Art on Display at College Library

December 3, 2012

Artwork by UW-Madison students has recently been installed on the 2nd floor of College Library. Jennika Bastian, an undergraduate art student, and Jessica Ruiz, a graduate student in the School of Education, each have four paintings on display. Jennika’s pieces, noted for their emphatic, swirling lines and muted colors, often feature dream-like images. As she notes, “I am interested in creating a visual representation of the fragmented gap: between memories, scenes and states of consciousness, and the fleeting moment that this space closes and we come to a state of utter awareness.”

She has been influenced by the fact that at the age of six she discovered how to lucid dream (e.g., become aware within a dream that one is actually dreaming).  She goes on, “What I was really intrigued by, night after night, was the incomprehensible amount of detail one’s mind can create. It is moments like these, when one has those fleeting and aching realizations of how absolutely magnificently beautiful everything is, that we return to our child-like state of utter wonder.”  In her art she obtains “the majority of my inspiration from observing tiny details and imperfections.”

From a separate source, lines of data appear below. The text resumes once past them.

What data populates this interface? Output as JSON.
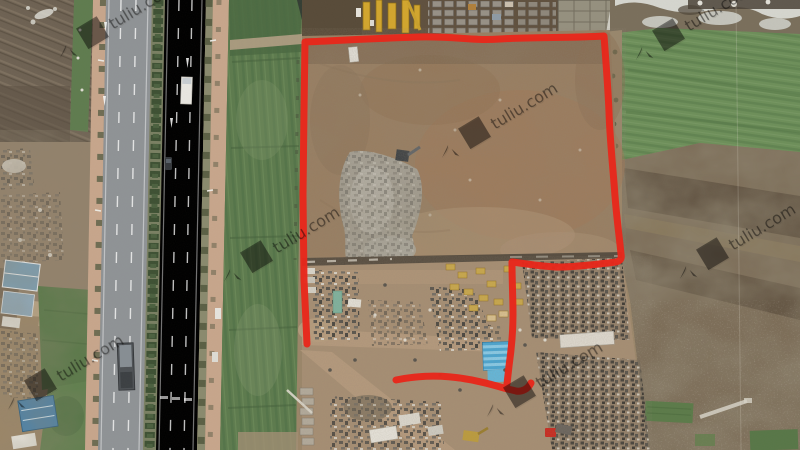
{
  "image": {
    "type": "aerial-drone-photo",
    "subject": "rural land parcel outlined in red beside a tree-lined divided highway, with construction machinery, a junkyard, farmland strips and scrubland",
    "watermark": {
      "cn": "土流网",
      "en": "tuliu.com",
      "color": "#ffffff",
      "opacity": 0.42,
      "instances": [
        {
          "transform": "translate(4,66) rotate(-31)"
        },
        {
          "transform": "translate(386,166) rotate(-31)"
        },
        {
          "transform": "translate(580,68) rotate(-31)"
        },
        {
          "transform": "translate(168,290) rotate(-31)"
        },
        {
          "transform": "translate(624,287) rotate(-31)"
        },
        {
          "transform": "translate(431,425) rotate(-31)"
        },
        {
          "transform": "translate(-48,418) rotate(-31)"
        }
      ]
    },
    "boundary": {
      "color": "#e8281b",
      "stroke_width": 7,
      "main_path": "M307,344 L304,280 303,195 304,110 305,42 C330,41 360,39 418,37 C455,36 470,41 500,39 C530,37 575,38 604,36 C606,62 608,88 609,112 C610,142 613,168 615,196 C617,222 620,242 621,254 C622,259 620,261 616,262 C598,264 578,267 560,267 C544,267 528,264 512,262 C512,280 513,298 513,315 C513,335 511,352 509,366 L507,384",
      "bottom_path": "M396,380 C420,375 444,375 466,379 C486,382 502,388 516,391 C522,392 528,389 531,383"
    },
    "palette": {
      "road_asphalt": "#8f9396",
      "sidewalk_pink": "#c7a68c",
      "median_trees": "#3e5134",
      "green_field_right": "#6e9059",
      "canal_strip_green": "#5d7b4e",
      "parcel_dirt": "#997e61",
      "parcel_red_dirt": "#a17757",
      "rubble_gray": "#a5a297",
      "junkyard_ground": "#a68e73",
      "scrap_dark": "#53504a",
      "scrubland": "#7d6e59",
      "plowed_field": "#6e6253",
      "pond_water": "#343e34",
      "machinery_yellow": "#d2a62e",
      "shed_blue": "#49a6d2",
      "truck_red": "#c92a20",
      "snow_white": "#dfe1dc"
    }
  }
}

The work of Jessica Ruiz, on the other hand, is more informed by the theory of natural history which can be seen in her whimsical portraits of sheep.  As she notes, “I make paintings of animals by investigating the animal form and the painting medium as a depiction of loss, boundaries and diffusion. Animals are no longer experienced in human life as they once were in the past and this means there is no longer a natural order in human psychology. The natural order of human psychology is eclipsed by the technological advancement made in the past few centuries.”

As an archaeologist of painting styles, Jessica investigates the medium of painting “by meandering through styles of naive art, child art and expressionism.”  Because, as she points out, “These dead styles are the boundaries of formal painting problems and I am … discovering these boundaries and resuscitating the formal elements within each.”

Please stop by the 2nd floor center of College Library to view these provocative works.  In addition, several art pieces featured in the recent issue of Illumination: The Undergraduate Journal of Humanities are now on display in Open Book.